Quinn revirou os olhos. “Está na sua mão, Rachel. Permitir que Beth exista ou não.”
“E como eu faço isso?”
“Você mesma disse, sua missão é se lembrar.”
“Mas me falaram que eu seria a causa da mãe da Beth despertar o seu poder. Então... esse poder é o que você disse que estava extinto?”
“Basicamente.”
“E quem é mãe de Beth?”
E eles sumiram. Que maravilha. Um simples ‘não podemos te contar’, teria bastado.
Respirei fundo.
.
Eu caminhei entre os humanos pensando em tudo que tinha rolado nas últimas semanas. Falta duas para meu tempo acabar.
E eu não fazia ideia do que fazer. Como se lembrar das coisas é fácil. Eu estava confusa e queria resposta. Mas ninguém queria me dar elas. Olhei para as pessoas e percebi a música Love Song de Haunt, a melodia era calma e sentei para ouvi ela e comecei a pensar na vida enquanto era viva.
Nos meus sonhos. Desejos. Amigos. Familiares. E Quinn. Eu tinha beijando ela. E gostado.
O céu estava azul, totalmente limpo. Eu tinha sonhos. E por causa de algo, tudo isso foi acabado. Minha vida era perfeita e eu não dei valor a isso. Meus pais me amavam. Eu tinha um melhor amigo. Meu ex era legal. Tinha uma namorada que me amava e iria cursar fotografia comigo.
Por que eu fui morrer? Eu era tão jovem. Eu nunca pensei na morte, não foi algo que estava próximo de mim, eu nunca pensei em morrer ou como iria morrer. Eu.. apenas morri. Sem menos ou mais. Sem me despedir. Em um dia de verão que tinha tudo para ser o melhor dia da minha vida, mas se tornou o pior.

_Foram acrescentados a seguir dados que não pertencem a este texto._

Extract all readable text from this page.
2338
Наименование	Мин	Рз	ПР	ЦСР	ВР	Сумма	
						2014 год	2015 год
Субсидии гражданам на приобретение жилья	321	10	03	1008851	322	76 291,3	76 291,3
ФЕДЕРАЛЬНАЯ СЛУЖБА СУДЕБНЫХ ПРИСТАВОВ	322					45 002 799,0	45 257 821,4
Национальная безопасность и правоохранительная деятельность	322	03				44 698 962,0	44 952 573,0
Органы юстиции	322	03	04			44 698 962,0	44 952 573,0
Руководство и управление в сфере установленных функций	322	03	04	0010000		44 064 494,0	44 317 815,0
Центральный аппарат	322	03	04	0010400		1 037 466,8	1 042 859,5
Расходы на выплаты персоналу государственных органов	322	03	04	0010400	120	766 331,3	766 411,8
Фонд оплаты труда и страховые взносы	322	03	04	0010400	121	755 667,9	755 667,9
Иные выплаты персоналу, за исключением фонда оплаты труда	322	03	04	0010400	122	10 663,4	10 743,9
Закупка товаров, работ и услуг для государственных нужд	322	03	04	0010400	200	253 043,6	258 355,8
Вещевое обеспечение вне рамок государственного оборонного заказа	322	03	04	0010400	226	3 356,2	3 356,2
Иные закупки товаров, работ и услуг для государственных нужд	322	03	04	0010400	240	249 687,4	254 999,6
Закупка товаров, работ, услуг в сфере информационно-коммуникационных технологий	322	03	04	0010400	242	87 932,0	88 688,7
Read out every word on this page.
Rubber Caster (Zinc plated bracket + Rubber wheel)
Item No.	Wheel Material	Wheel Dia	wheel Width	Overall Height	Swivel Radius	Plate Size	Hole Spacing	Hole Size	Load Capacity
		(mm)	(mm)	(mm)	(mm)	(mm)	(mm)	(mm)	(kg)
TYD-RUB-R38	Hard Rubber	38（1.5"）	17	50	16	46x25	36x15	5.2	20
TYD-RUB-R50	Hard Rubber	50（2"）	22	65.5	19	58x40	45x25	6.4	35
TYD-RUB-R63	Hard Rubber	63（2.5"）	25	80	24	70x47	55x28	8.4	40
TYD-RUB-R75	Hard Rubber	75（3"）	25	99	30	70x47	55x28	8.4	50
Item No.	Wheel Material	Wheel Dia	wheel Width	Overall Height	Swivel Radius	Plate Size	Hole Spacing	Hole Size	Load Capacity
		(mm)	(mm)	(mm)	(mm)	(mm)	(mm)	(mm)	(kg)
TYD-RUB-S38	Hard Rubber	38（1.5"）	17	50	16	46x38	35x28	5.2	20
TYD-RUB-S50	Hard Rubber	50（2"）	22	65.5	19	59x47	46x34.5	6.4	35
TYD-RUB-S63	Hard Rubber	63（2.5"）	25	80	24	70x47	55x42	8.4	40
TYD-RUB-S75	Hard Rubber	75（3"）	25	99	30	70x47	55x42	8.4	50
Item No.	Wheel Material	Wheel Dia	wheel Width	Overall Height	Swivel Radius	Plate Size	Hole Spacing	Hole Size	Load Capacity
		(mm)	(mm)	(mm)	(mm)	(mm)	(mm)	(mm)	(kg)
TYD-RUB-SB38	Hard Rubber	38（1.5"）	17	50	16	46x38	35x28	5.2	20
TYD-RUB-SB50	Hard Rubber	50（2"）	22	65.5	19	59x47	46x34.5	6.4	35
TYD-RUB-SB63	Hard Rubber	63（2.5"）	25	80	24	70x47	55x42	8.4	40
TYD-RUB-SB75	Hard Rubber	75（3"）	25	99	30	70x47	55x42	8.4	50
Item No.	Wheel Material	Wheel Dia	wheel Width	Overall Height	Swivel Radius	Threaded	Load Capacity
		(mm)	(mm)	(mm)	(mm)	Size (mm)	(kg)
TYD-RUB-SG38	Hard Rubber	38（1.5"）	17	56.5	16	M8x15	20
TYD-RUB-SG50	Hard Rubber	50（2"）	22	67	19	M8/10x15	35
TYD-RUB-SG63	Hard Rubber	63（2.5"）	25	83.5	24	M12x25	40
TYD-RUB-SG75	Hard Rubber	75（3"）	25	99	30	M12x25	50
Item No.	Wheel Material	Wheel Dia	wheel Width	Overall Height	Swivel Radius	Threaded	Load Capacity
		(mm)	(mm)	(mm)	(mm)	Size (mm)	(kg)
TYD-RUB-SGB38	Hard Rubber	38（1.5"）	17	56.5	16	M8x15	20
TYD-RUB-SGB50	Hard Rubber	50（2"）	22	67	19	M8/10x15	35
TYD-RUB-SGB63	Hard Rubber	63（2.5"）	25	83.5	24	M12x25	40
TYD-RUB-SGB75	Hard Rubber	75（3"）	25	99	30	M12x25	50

Meus pais não irão me ver se formar na universidade. Eu não vou conquistar a Broadway. Eu não vou casar com o amor da vida minha. Eu não vou ter filhos. Eu não vou morrer velha vendo que conquistei tudo que queria, que realizei todos meus sonhos. Eu não vou morrer vendo que vivi a vida como eu queria.
Eu não vou fazer nada disso porque estou morta. Porque eu morri.
Porque eu não soube viver o hoje. Eu morri com arrependimentos.
“Eu- eu não sabia que você sentia assim, Rachel.”, por um momento de fragilidade, eu acabei me abrindo para Kitty, que estava na Broadway trabalhando. “Eu- eu sinto muito. De verdade.”
“Não sinta, não foi culpa sua. A culpa foi minha.”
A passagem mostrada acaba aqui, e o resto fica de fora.